Turkish Parliament Speaker Mustafa Şentop on Oct. 27 claimed that some lawmakers use their parliamentary immunities in the protests and try to break preventive measures of the security forces.
Answering the questions of deputies in the parliament, Şentop said "(They) use their parliamentary immunity in the acts that praise the terrorist organizations and terrorists. Using the deputy as an element of resistance against the police is also incompatible with the reputation of the deputy."
"I see some lawmakers, using their parliamentary immunity and join several protests, breaking the preventive measures (taken against the protestors). This can never happen," he added.
With the beginning of the parliament’s new legislative year on Oct. 1, Turkey's parliament (TBMM) has received 65 summaries of proceedings seeking to have legislative immunity lifted of 34 lawmakers, including main opposition Republican People’s Party (CHP) leader Kemal Kılıçdaroğlu.
The summary of proceedings are initially presented to the Parliamentary Speaker's Office and then forwarded to the Joint Constitution and Justice Committee of Parliament for review.

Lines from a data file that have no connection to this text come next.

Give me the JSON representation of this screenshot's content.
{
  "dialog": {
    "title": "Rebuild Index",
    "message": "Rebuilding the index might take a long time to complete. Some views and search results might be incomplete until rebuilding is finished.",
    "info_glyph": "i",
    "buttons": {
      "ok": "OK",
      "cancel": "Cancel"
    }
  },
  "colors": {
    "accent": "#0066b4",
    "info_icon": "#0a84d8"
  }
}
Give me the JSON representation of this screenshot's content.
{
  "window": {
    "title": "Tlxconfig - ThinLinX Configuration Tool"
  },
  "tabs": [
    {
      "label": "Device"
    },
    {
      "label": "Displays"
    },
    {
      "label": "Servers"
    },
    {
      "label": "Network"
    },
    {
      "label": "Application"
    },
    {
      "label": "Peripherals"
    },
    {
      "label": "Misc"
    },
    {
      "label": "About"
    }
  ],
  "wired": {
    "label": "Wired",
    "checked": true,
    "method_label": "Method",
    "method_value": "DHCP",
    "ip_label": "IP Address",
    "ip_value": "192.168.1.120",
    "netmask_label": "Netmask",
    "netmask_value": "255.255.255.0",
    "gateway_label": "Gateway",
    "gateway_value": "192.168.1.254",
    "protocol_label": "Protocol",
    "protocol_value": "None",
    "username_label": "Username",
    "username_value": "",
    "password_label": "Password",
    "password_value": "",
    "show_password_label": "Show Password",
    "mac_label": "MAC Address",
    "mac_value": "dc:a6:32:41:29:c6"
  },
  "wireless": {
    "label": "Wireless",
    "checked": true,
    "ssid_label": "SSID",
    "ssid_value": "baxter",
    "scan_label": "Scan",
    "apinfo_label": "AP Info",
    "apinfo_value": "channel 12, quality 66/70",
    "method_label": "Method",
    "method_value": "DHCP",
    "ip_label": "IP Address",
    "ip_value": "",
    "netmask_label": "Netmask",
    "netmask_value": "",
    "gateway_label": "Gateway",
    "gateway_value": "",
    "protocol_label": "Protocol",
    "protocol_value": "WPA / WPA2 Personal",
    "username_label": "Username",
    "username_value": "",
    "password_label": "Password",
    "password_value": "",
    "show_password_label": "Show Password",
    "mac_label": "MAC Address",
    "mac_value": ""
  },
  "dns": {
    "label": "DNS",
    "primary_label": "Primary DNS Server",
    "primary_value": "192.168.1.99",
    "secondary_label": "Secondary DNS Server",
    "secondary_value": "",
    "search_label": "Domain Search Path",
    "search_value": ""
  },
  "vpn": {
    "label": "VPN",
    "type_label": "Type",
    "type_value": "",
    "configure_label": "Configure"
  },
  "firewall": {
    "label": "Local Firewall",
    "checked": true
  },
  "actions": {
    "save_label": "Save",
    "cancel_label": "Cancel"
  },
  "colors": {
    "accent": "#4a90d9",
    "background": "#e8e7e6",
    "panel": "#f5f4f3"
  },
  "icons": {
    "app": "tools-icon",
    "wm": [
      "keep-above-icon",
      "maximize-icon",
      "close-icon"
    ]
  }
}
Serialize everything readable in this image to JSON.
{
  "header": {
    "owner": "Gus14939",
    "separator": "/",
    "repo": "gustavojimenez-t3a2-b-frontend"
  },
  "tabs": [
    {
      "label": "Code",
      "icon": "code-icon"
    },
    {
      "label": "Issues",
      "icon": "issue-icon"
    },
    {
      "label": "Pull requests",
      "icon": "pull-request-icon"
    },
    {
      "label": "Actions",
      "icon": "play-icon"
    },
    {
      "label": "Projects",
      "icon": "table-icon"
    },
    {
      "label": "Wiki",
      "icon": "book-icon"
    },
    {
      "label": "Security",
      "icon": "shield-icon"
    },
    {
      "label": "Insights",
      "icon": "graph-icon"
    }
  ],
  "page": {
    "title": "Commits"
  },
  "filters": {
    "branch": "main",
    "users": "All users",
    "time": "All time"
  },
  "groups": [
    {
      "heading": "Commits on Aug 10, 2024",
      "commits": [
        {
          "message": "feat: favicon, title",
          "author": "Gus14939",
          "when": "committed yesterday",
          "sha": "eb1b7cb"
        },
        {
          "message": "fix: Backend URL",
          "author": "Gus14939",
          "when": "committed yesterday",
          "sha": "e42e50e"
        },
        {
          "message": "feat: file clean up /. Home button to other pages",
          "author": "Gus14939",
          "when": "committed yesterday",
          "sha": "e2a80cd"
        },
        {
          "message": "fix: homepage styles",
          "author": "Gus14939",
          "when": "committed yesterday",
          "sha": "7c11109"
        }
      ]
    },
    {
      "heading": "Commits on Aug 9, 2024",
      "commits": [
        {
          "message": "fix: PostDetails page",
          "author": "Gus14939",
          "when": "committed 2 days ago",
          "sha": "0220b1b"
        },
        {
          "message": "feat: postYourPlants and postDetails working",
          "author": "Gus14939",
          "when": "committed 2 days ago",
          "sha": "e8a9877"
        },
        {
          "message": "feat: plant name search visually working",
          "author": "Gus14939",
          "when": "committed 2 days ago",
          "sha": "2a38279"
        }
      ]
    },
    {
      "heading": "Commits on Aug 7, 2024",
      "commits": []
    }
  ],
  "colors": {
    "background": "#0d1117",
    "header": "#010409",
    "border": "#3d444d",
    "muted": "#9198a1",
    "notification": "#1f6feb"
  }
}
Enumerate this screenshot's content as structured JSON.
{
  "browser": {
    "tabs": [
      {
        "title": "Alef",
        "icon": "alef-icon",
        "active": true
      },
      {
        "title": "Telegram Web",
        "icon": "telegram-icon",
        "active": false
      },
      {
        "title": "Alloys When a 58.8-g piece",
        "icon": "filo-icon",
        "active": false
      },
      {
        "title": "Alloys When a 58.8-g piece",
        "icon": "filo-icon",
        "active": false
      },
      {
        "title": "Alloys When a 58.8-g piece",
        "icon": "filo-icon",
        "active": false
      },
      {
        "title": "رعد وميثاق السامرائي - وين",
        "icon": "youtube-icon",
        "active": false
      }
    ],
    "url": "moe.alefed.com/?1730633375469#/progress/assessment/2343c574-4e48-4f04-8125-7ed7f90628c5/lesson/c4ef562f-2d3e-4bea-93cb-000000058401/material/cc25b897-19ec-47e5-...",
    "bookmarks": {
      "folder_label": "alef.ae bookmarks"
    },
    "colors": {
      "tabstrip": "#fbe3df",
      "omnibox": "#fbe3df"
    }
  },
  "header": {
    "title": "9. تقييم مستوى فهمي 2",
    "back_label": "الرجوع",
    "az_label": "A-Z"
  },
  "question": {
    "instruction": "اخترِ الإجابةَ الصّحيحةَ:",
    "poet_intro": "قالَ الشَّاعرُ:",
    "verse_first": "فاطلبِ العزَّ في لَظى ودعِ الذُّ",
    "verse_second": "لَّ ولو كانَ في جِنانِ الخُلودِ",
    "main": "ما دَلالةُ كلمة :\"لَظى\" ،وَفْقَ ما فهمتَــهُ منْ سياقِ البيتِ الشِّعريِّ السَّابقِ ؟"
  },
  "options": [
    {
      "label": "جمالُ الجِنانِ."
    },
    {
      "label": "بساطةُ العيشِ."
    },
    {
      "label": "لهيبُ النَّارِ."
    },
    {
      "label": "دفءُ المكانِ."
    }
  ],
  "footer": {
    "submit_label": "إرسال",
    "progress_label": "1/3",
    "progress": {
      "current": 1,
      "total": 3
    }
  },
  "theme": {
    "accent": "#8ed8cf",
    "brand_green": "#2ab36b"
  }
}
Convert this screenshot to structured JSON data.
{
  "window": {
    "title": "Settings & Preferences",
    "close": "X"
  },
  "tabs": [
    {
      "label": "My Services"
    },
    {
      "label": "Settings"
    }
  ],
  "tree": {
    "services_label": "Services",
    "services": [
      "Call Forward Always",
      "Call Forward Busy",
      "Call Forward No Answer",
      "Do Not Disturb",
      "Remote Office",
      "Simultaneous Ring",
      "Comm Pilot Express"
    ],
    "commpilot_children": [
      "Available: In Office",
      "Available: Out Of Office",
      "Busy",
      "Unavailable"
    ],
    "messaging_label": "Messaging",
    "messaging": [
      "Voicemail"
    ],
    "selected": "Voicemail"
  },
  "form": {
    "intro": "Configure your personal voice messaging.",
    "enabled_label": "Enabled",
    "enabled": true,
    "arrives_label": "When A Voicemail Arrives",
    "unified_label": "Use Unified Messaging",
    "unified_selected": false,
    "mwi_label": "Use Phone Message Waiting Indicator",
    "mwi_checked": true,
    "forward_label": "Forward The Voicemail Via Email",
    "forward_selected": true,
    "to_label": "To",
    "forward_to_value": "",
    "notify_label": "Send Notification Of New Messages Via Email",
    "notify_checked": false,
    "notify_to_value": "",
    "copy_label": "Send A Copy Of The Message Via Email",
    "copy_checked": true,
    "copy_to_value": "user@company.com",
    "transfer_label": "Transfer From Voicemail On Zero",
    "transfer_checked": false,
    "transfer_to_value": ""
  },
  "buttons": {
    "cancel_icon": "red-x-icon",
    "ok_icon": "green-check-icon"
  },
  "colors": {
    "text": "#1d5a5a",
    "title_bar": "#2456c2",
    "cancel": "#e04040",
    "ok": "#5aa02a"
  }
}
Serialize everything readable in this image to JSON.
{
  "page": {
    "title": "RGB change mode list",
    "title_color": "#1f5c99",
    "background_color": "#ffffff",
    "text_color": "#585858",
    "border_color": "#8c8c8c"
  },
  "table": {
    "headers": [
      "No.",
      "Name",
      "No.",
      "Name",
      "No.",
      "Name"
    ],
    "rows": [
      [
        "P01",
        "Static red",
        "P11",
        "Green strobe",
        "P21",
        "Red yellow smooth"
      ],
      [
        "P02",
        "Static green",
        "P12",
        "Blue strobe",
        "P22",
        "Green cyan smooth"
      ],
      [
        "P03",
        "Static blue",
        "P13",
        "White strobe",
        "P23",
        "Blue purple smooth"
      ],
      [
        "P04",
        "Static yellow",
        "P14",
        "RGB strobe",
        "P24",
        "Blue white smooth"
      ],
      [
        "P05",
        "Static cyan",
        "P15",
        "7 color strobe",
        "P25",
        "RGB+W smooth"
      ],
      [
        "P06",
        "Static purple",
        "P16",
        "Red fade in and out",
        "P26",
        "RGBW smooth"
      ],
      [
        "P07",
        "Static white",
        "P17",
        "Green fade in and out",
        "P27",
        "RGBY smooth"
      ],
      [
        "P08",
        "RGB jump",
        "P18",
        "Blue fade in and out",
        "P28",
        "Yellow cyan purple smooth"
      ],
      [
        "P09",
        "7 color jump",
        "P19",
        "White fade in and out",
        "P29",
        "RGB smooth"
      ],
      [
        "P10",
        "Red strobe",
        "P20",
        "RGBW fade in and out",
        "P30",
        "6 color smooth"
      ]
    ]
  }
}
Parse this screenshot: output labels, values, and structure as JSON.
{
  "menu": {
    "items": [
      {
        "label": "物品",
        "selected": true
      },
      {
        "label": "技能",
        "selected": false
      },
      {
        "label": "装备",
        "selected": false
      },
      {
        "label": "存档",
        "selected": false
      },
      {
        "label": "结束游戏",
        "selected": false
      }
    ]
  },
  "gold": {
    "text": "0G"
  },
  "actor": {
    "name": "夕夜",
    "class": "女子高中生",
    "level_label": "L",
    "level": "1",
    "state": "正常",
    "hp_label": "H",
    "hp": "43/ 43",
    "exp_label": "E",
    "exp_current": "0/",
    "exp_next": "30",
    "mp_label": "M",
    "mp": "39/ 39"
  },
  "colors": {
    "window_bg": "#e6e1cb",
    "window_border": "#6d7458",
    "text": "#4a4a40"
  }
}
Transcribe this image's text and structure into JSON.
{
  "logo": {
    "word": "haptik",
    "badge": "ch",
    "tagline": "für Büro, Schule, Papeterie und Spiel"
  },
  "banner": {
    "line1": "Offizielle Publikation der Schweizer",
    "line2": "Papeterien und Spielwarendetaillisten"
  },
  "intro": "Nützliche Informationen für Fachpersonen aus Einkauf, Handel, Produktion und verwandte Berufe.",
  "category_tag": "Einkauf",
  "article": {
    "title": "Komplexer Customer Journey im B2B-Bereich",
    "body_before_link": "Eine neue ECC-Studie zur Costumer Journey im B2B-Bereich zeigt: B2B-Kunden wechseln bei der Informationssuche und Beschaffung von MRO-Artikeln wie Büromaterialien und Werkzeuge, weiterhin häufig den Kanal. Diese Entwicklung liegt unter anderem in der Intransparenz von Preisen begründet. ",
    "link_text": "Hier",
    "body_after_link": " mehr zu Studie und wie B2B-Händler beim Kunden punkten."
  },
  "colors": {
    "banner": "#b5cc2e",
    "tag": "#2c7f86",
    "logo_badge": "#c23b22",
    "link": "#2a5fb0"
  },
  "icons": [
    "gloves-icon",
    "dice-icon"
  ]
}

In order for a legal action to start against a deputy, prosecutors prepare a summary of proceedings. The proposal is then forwarded, respectively, to the Justice Ministry, the presidency and parliament. If the General Assembly of parliament votes to strip the deputy of their immunity from prosecution, they are tried by courts.
A number of HDP deputies were stripped of their statuses in the past and scores of party members, including former lawmakers, are currently imprisoned.
Imprisoned politician Semra Güzel is the latest HDP lawmaker to have her parliamentary status revoked on accusations of terrorism.